February 2014 Executive Summary ….Final Report

“Purpose of the rapid review:  Since 2009/10, there has been a drive within the Department for International Development (DFID) to strengthen the evidence base upon which policy and programme decisions are made. Evaluation plays a central role in this and DFID has introduced a step change to embed evaluation more firmly within its programmes. The primary purpose of this rapid review is to inform DFID and the international development evaluation community of the progress made and the challenges and opportunities encountered in embedding evaluation across the organisation.”

Selected quotes:…

“There has been a strong drive to recruit, accredit and train staff in evaluation in DFID since 2011. There have been 25 advisers working in a solely or shared evaluation role, a further 12 advisers in roles with an evaluation component, 150 staff accredited in evaluation and 700 people receiving basic training. …While the scaling up of capacity has been rapid, the depth of this capacity is less than required. The number of embedded advisory posts created is significantly fewer than envisaged at the outset, with eight of 25 advisers working 50% or less on evaluation. ”

“The embedding evaluation approach has contributed to a significant, but uneven, increase in the quantity of evaluations commissioned by DFID. These have increased from around 12 per year, prior to 2011, to an estimated 40 completed evaluations in 2013/14”
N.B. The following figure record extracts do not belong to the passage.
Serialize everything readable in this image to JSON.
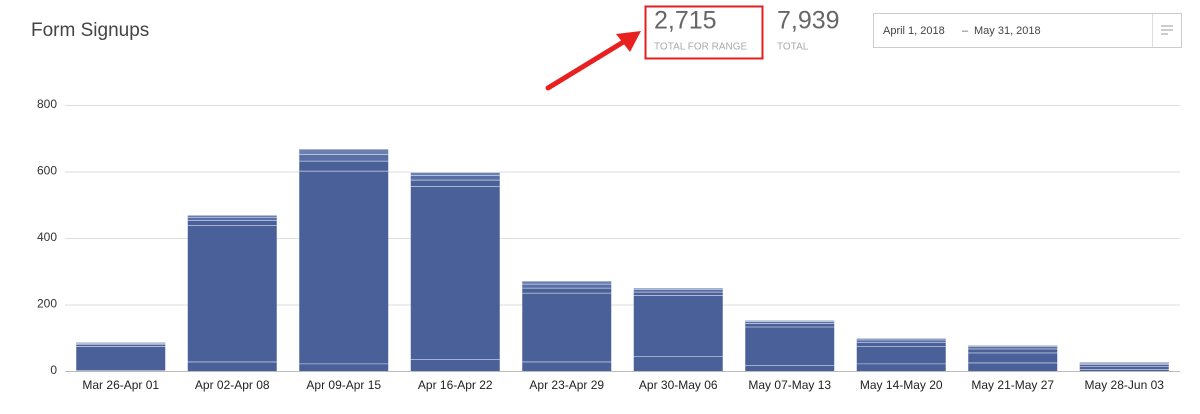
{
  "header": {
    "title": "Form Signups"
  },
  "stats": [
    {
      "value": "2,715",
      "label": "TOTAL FOR RANGE"
    },
    {
      "value": "7,939",
      "label": "TOTAL"
    }
  ],
  "date_range": {
    "start": "April 1, 2018",
    "separator": "–",
    "end": "May 31, 2018"
  },
  "chart_data": {
    "type": "bar",
    "stacked": true,
    "grid": true,
    "categories": [
      "Mar 26-Apr 01",
      "Apr 02-Apr 08",
      "Apr 09-Apr 15",
      "Apr 16-Apr 22",
      "Apr 23-Apr 29",
      "Apr 30-May 06",
      "May 07-May 13",
      "May 14-May 20",
      "May 21-May 27",
      "May 28-Jun 03"
    ],
    "series": [
      {
        "color": "#4a6099",
        "values": [
          3,
          28,
          22,
          35,
          28,
          45,
          18,
          22,
          25,
          5
        ]
      },
      {
        "color": "#4a6099",
        "values": [
          72,
          410,
          580,
          520,
          207,
          183,
          115,
          52,
          30,
          10
        ]
      },
      {
        "color": "#4a6099",
        "values": [
          5,
          15,
          30,
          20,
          15,
          10,
          10,
          12,
          12,
          5
        ]
      },
      {
        "color": "#5a6fa6",
        "values": [
          4,
          10,
          20,
          13,
          12,
          7,
          6,
          8,
          7,
          4
        ]
      },
      {
        "color": "#6a7fb2",
        "values": [
          3,
          6,
          16,
          10,
          9,
          5,
          4,
          5,
          4,
          3
        ]
      }
    ],
    "ylim": [
      0,
      800
    ],
    "yticks": [
      0,
      200,
      400,
      600,
      800
    ]
  }
}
“The focus of evaluation has changed to become almost exclusively programme oriented. There are very few thematic or country level evaluations planned whereas previously these types of evaluations accounted for the majority of DFID’s evaluation portfolio. This presents a challenge to DFID as it seeks to synthesise the learning from individual projects and programmes into broader lessons for policy and programme planning and design.”

“The embedding evaluation approach has been accompanied by a significant increase in the number of evaluations which has, in turn, led to an increase in the total amount spent on evaluation. However, the average total cost per evaluation has changed little since 2010. ”

“Externally procured evaluation costs appear to be in line with those of other donors. However, forecasts of future spending on evaluation indicate a likely increase in the median amount that DFID pays directly for evaluations. For non-impact evaluations the median budget is £200,000 and for IEs the median budget is £500,000. This represents a significant under-estimation of evaluation costs.”

“Evaluation accounts for a median of 1.9% of programme value, which is in line with expectations. The amount DFID spends on IEs is higher at 2.6% of programme value but this is consistent with the figures of other donors such as the Millennium Challenge Corporation and the World Bank”.

“There has been considerable enthusiasm shown by programme managers for conducting IEs, which now comprise 28% of planned evaluations.”